By Rob Starr, Content Manager, Big4.com
Companies responding to the 2012-2013 Verisight and McGladrey Compensation, Retirement and Benefits Trends Survey indicate that they are looking closely at the competitive landscape when formulating their compensation philosophies. Base salary increases for salaried workers continued to edge upward in 2012, with an average increase of 2.6 percent including salary freezes. The anticipated 2013 salary increase of 2.7 percent is still a historically modest increase that reflects persistent unease regarding the economy, buffered by the need to retain key employees critical to future success. Increases were highest among service, finance, banking and insurance companies and lowest for the economically harder-hit construction and real estate sectors.

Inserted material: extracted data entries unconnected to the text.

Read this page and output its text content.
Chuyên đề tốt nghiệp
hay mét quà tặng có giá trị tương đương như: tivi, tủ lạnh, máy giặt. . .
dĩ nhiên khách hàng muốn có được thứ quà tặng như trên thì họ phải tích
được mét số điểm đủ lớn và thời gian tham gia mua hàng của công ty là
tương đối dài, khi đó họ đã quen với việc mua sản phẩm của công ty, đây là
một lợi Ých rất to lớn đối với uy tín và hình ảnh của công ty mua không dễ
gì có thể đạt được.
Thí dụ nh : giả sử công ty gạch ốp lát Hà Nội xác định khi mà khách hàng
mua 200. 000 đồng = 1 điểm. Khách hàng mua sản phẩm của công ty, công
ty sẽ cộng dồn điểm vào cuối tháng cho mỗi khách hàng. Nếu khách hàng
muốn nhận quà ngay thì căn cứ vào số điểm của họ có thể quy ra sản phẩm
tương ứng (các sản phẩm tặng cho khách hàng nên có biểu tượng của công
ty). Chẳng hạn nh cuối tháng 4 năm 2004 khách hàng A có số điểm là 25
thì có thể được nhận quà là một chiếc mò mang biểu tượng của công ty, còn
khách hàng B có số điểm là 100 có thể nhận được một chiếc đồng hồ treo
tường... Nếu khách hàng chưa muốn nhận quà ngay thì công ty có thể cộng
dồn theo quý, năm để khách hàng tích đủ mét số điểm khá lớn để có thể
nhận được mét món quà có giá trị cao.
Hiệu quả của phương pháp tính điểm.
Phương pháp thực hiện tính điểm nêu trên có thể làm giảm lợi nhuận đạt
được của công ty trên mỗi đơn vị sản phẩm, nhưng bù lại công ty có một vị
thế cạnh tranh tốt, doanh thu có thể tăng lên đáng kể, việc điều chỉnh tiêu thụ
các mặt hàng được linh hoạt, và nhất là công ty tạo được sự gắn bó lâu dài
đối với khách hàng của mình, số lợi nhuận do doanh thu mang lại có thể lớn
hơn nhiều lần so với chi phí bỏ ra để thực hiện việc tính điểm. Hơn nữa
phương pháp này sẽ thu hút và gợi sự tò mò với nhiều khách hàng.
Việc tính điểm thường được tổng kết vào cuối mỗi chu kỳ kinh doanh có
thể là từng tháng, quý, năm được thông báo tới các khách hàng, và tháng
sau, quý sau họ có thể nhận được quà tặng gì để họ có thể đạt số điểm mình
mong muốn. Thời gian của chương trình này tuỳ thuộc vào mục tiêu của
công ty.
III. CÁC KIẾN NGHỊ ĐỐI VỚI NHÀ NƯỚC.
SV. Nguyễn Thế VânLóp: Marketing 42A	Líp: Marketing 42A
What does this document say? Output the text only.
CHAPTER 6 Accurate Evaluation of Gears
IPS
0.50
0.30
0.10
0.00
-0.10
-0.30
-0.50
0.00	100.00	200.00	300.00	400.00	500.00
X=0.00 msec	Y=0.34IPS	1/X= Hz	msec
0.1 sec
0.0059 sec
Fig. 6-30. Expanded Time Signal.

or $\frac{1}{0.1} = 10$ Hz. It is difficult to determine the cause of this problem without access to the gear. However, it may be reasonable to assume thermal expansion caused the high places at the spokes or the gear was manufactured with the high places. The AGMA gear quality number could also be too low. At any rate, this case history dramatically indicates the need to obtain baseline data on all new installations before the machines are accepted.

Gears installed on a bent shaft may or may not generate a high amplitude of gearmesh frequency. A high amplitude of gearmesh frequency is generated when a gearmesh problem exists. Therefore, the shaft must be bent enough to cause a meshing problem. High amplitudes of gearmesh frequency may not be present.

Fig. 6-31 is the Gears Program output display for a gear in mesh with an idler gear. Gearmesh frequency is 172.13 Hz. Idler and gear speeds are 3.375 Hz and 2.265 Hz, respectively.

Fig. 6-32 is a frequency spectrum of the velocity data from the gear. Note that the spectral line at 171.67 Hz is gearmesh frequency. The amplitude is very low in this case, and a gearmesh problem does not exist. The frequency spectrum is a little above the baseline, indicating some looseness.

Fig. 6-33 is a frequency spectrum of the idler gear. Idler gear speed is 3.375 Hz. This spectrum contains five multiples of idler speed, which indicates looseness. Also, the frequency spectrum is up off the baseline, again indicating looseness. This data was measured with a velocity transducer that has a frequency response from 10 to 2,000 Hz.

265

“As the dust from the economic crisis slowly settles, business leaders are challenged with rising benefits costs, evolving healthcare reform, calls for increased transparency and regulatory changes,” said Martha Sadler, managing director of Verisight, Inc. “Despite this strained economic backdrop, decision makers are staying the course when it comes to total rewards for employees. In general, leaders are being asked to do more with less and this directive is defining current practices in compensation, retirement and health and welfare benefits programs.”
When it comes to evaluating retirement plans, costs of investments (59 percent), costs of services (57 percent) and quality of service (53 percent) continue to be the major factors influencing decision making. As employers strive to attain appropriate investment diversification without overwhelming their participants, providing choices to employees remains paramount. Half (51 percent) of the employers surveyed offer 11-20 plan investment options. Mutual funds are still the most common investment type and are offered by 92 percent of retirement plans.
Eighty percent of employers in the survey experienced an increase in healthcare costs in 2012. One-third say that their health plan costs rose by at least 8 percent from 2011 to 2012. To address this increase, employers are passing more of the cost to employees by raising their share of the premiums, deductibles and co-payments. For companies overall, the average monthly premium for family coverage edged up to $1,252 for 2012, with employees contributing a historically high 36 percent of the cost. The average monthly premium for employee-only coverage was $539 with employees contributing 22 percent of the cost.